Social media sites can help companies show customers that they care. Mullins emphasized the value in maintaining a voice that says, “I am the person who cares.” Social media allows us to think in a more specific, targeted sense, while treating individual customers diligently and compassionately. “We live and die by our community,” Sayed added, so we need to nourish it.
But what can social media do for a company? Jones asserted that, “Community insight is absolutely one of the most powerful tools that social media is going to be bringing.” It helps businesses gauge information about their customers’ preferences, leading to better marketing strategies and products that accurately give people what they need.

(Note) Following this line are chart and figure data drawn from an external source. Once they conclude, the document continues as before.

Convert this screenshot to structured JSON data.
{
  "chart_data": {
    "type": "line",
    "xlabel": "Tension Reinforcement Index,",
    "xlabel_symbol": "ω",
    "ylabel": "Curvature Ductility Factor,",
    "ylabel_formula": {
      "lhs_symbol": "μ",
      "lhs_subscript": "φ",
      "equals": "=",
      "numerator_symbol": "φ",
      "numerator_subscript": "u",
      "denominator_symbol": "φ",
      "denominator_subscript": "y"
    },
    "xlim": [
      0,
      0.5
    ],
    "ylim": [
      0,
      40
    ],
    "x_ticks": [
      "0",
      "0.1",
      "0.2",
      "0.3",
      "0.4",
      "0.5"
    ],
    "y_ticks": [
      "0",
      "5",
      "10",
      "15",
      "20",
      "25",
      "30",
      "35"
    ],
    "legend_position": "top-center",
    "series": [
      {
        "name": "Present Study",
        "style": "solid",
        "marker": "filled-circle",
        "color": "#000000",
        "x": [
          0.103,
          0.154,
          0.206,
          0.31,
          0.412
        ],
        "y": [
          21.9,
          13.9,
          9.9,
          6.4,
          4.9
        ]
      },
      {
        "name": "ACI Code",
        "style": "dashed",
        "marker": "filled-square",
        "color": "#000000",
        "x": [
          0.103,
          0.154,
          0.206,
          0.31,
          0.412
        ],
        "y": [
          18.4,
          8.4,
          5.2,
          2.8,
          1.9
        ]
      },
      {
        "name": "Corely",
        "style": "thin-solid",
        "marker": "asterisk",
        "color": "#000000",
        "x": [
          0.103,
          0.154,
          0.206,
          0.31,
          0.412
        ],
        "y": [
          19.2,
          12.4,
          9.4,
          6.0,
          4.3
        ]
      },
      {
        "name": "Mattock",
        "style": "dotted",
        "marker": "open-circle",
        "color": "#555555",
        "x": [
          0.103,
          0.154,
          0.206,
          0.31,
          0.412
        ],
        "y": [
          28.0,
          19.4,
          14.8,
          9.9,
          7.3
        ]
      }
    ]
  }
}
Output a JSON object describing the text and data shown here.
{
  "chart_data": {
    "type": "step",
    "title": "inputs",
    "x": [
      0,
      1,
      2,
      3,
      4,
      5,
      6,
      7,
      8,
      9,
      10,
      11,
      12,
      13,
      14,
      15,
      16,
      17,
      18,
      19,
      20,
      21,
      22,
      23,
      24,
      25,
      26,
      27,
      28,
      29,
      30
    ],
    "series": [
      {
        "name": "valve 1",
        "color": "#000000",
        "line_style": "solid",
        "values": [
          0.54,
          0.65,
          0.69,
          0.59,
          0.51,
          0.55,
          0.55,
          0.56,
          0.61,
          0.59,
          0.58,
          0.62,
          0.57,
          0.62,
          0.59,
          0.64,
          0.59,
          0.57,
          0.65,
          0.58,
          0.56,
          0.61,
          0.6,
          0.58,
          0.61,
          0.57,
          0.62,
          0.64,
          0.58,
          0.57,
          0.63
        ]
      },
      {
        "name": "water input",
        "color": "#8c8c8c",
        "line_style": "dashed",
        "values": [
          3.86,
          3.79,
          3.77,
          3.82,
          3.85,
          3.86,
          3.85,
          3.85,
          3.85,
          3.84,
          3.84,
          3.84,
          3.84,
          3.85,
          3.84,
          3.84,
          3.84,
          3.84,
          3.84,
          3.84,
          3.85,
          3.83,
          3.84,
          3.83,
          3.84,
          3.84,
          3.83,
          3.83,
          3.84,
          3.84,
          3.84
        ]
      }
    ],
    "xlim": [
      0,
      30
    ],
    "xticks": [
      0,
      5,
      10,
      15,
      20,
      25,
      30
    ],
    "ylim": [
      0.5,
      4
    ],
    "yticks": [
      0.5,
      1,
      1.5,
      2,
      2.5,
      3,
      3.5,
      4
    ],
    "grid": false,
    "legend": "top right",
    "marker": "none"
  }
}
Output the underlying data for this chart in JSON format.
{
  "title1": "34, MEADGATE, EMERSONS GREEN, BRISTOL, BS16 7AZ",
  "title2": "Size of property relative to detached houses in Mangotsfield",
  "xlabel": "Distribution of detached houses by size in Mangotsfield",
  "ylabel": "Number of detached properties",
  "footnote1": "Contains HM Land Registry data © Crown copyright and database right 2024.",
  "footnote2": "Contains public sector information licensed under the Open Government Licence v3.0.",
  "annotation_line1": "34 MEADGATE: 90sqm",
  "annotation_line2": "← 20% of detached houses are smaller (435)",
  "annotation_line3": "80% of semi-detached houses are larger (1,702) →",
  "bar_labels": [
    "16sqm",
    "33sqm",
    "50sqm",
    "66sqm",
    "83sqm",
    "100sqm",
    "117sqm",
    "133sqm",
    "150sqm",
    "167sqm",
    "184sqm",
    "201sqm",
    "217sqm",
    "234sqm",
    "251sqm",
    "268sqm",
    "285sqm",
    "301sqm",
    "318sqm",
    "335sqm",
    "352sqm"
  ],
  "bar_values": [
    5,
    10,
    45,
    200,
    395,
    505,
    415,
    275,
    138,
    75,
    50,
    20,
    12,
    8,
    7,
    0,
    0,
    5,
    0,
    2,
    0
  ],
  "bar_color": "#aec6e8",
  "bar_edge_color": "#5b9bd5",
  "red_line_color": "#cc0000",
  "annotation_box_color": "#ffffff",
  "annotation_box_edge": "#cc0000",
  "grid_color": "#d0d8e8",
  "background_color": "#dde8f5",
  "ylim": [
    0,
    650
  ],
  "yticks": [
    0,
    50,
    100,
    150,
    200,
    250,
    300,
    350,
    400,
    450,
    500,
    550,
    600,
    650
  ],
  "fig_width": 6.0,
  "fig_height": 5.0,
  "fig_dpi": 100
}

Social media spurs innovation and development. For example, through “feature request sections,” used by companies including Spiceworks, consumers can offer feedback on what they do and don’t like, allowing developers to alter products accordingly and update them between shipments.
“It’s that kind of model where we can act and react,” Sayed said. Great ideas from customers would have never come to fruition had they not posted them in social media sites that were then picked up by people who could actualize those ideas.
Social media can be scary at first, but it’s worth it in the end. It’s a new territory for some companies — an area full of confusing jargon. The group compared the integration of social media into the workplace with the idea of adapting as a high schooler. At first, you are extremely uncomfortable, but then a year goes by and you have a whole group of friends. By the time you graduate, it’s as if you own the place.
According to Jones, getting started in social media does require a bit of planning. Start with defined objectives, then establish whether you are ready internally within the company. Next, establish whether you’re ready to reach out externally. But the process is worth it because, “You are opening [your company] to so many people; you can get ideas from that you never would have imagined,” Sayed said.
Has your company integrated a social media plan within its community outreach efforts? How has the experience been for you?